Type:System.Nullable`1[System.Int32]
Position:Named
Default value:None
Vereist:False
Pijplijninvoer accepteren:False
Jokertekens accepteren:False

-ReturnAddress

Hiermee geeft u het retouradres op wanneer er een e-mailmelding wordt verzonden.

Type:System.String
Position:Named
Default value:None
Vereist:False
Pijplijninvoer accepteren:False
Jokertekens accepteren:False

-SCSession

Hiermee geeft u het object dat de sessie aan een Service Manager-beheerserver vertegenwoordigt.

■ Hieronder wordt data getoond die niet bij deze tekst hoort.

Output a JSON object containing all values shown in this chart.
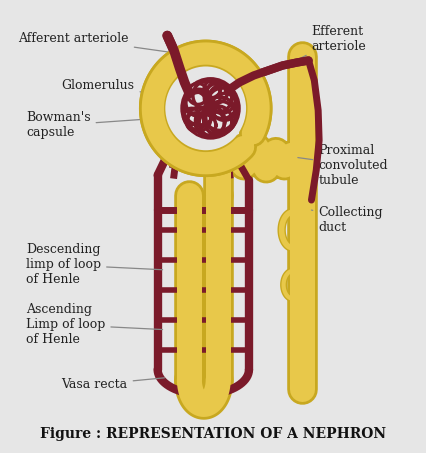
{
  "bg_color": "#e6e6e6",
  "title": "Figure : REPRESENTATION OF A NEPHRON",
  "yellow": "#e8c84a",
  "yellow_edge": "#c8a820",
  "dark_red": "#7B1A2A",
  "ann_color": "#333333",
  "line_color": "#888888",
  "labels": {
    "afferent_arteriole": "Afferent arteriole",
    "glomerulus": "Glomerulus",
    "bowmans_capsule": "Bowman's\ncapsule",
    "efferent_arteriole": "Efferent\narteriole",
    "proximal_convoluted": "Proximal\nconvoluted\ntubule",
    "collecting_duct": "Collecting\nduct",
    "descending": "Descending\nlimp of loop\nof Henle",
    "ascending": "Ascending\nLimp of loop\nof Henle",
    "vasa_recta": "Vasa recta"
  }
}
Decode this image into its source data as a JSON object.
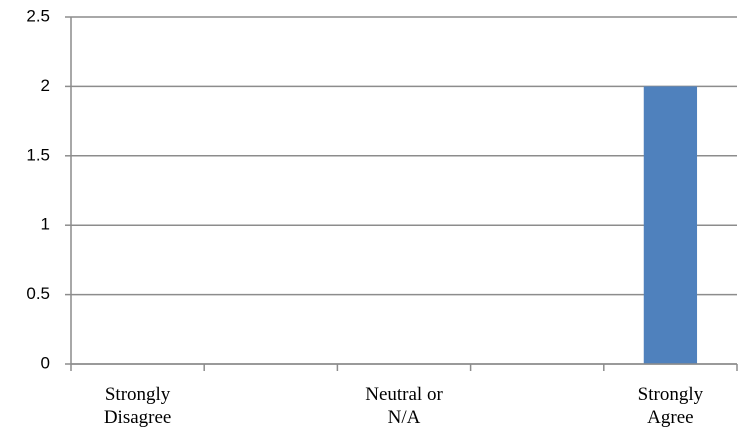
{
  "chart_data": {
    "type": "bar",
    "categories": [
      "Strongly Disagree",
      null,
      "Neutral or N/A",
      null,
      "Strongly Agree"
    ],
    "values": [
      0,
      0,
      0,
      0,
      2
    ],
    "color": "#4f81bd",
    "ylim": [
      0,
      2.5
    ],
    "yticks": [
      0,
      0.5,
      1,
      1.5,
      2,
      2.5
    ],
    "grid": true
  }
}
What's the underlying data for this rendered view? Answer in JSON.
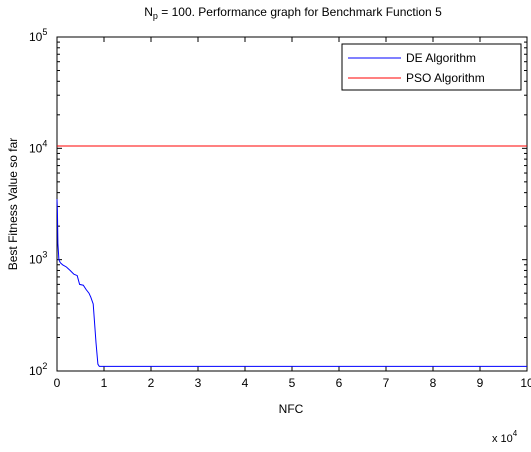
{
  "chart_data": {
    "type": "line",
    "title": {
      "prefix": "N",
      "subscript": "p",
      "rest": " = 100. Performance graph for Benchmark Function 5"
    },
    "xlabel": "NFC",
    "ylabel": "Best Fitness Value so far",
    "x_multiplier": {
      "base": "x 10",
      "exponent": "4"
    },
    "xlim": [
      0,
      100000
    ],
    "ylim": [
      100,
      100000
    ],
    "y_scale": "log",
    "x_ticks": [
      {
        "value": 0,
        "label": "0"
      },
      {
        "value": 10000,
        "label": "1"
      },
      {
        "value": 20000,
        "label": "2"
      },
      {
        "value": 30000,
        "label": "3"
      },
      {
        "value": 40000,
        "label": "4"
      },
      {
        "value": 50000,
        "label": "5"
      },
      {
        "value": 60000,
        "label": "6"
      },
      {
        "value": 70000,
        "label": "7"
      },
      {
        "value": 80000,
        "label": "8"
      },
      {
        "value": 90000,
        "label": "9"
      },
      {
        "value": 100000,
        "label": "10"
      }
    ],
    "y_ticks": [
      {
        "value": 100,
        "base": "10",
        "exp": "2"
      },
      {
        "value": 1000,
        "base": "10",
        "exp": "3"
      },
      {
        "value": 10000,
        "base": "10",
        "exp": "4"
      },
      {
        "value": 100000,
        "base": "10",
        "exp": "5"
      }
    ],
    "grid": false,
    "legend_position": "top-right",
    "series": [
      {
        "name": "DE Algorithm",
        "color": "#0000ff",
        "points": [
          [
            0,
            3500
          ],
          [
            80,
            2800
          ],
          [
            200,
            1400
          ],
          [
            400,
            1000
          ],
          [
            700,
            940
          ],
          [
            1200,
            900
          ],
          [
            2000,
            860
          ],
          [
            2800,
            800
          ],
          [
            3600,
            740
          ],
          [
            4300,
            720
          ],
          [
            4800,
            600
          ],
          [
            5600,
            590
          ],
          [
            6200,
            540
          ],
          [
            6800,
            500
          ],
          [
            7200,
            460
          ],
          [
            7700,
            400
          ],
          [
            8300,
            180
          ],
          [
            8700,
            115
          ],
          [
            9000,
            110
          ],
          [
            10000,
            110
          ],
          [
            100000,
            110
          ]
        ]
      },
      {
        "name": "PSO Algorithm",
        "color": "#ff0000",
        "points": [
          [
            0,
            10500
          ],
          [
            100000,
            10500
          ]
        ]
      }
    ]
  }
}
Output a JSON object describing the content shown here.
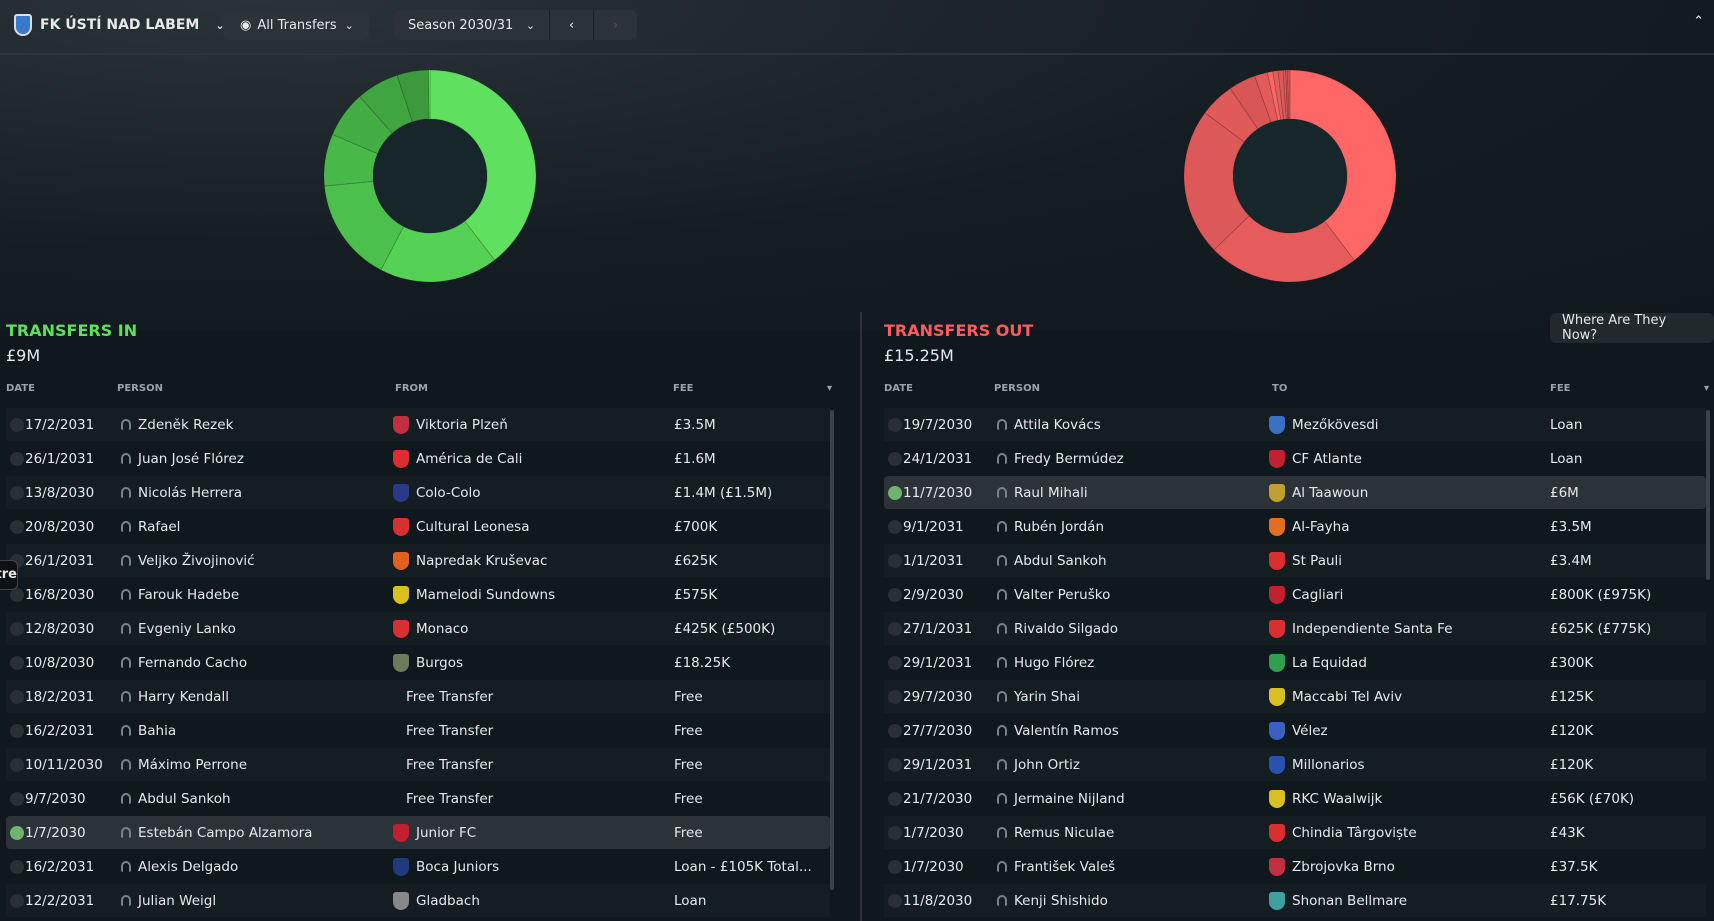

Type:Microsoft.SystemCenter.Core.Connection.Connection[]
Position:Named
Default value:None
Vereist:False
Pijplijninvoer accepteren:False
Jokertekens accepteren:False

-SMTPServerList

Hiermee geeft u de lijst met SMTP-servers op die door Service Manager worden gebruikt voor het verzenden van e-mailmeldingen. Service Manager gebruikt de servers in de volgorde waarin ze worden vermeld. De lijst is een matrix van hash-tabellen met de volgende toegestane sleutels:

  • Server. De SMTP-server die moet worden gebruikt. U moet deze sleutel opgeven.
  • Haven. De SMTP-poort die moet worden gebruikt. De standaardwaarde is poort 25.
  • Authenticatie. Geldige waarden zijn Windows en Anoniem. De standaardwaarde is Anoniem.
Type:System.Collections.Hashtable[]
Position:Named
Default value:None
Vereist:False
Pijplijninvoer accepteren:False
Jokertekens accepteren:False

-WhatIf

Toont wat er zou gebeuren als de cmdlet wordt uitgevoerd. De cmdlet wordt niet uitgevoerd.

Type:System.Management.Automation.SwitchParameter
Aliassen:wi
Position:Named
Default value:False
Vereist:False
Pijplijninvoer accepteren:False
Jokertekens accepteren:False

Invoerwaarden

None.

U kunt invoer voor deze cmdlet niet doorsluisen.

Uitvoerwaarden

None.

Met deze cmdlet wordt geen uitvoer gegenereerd.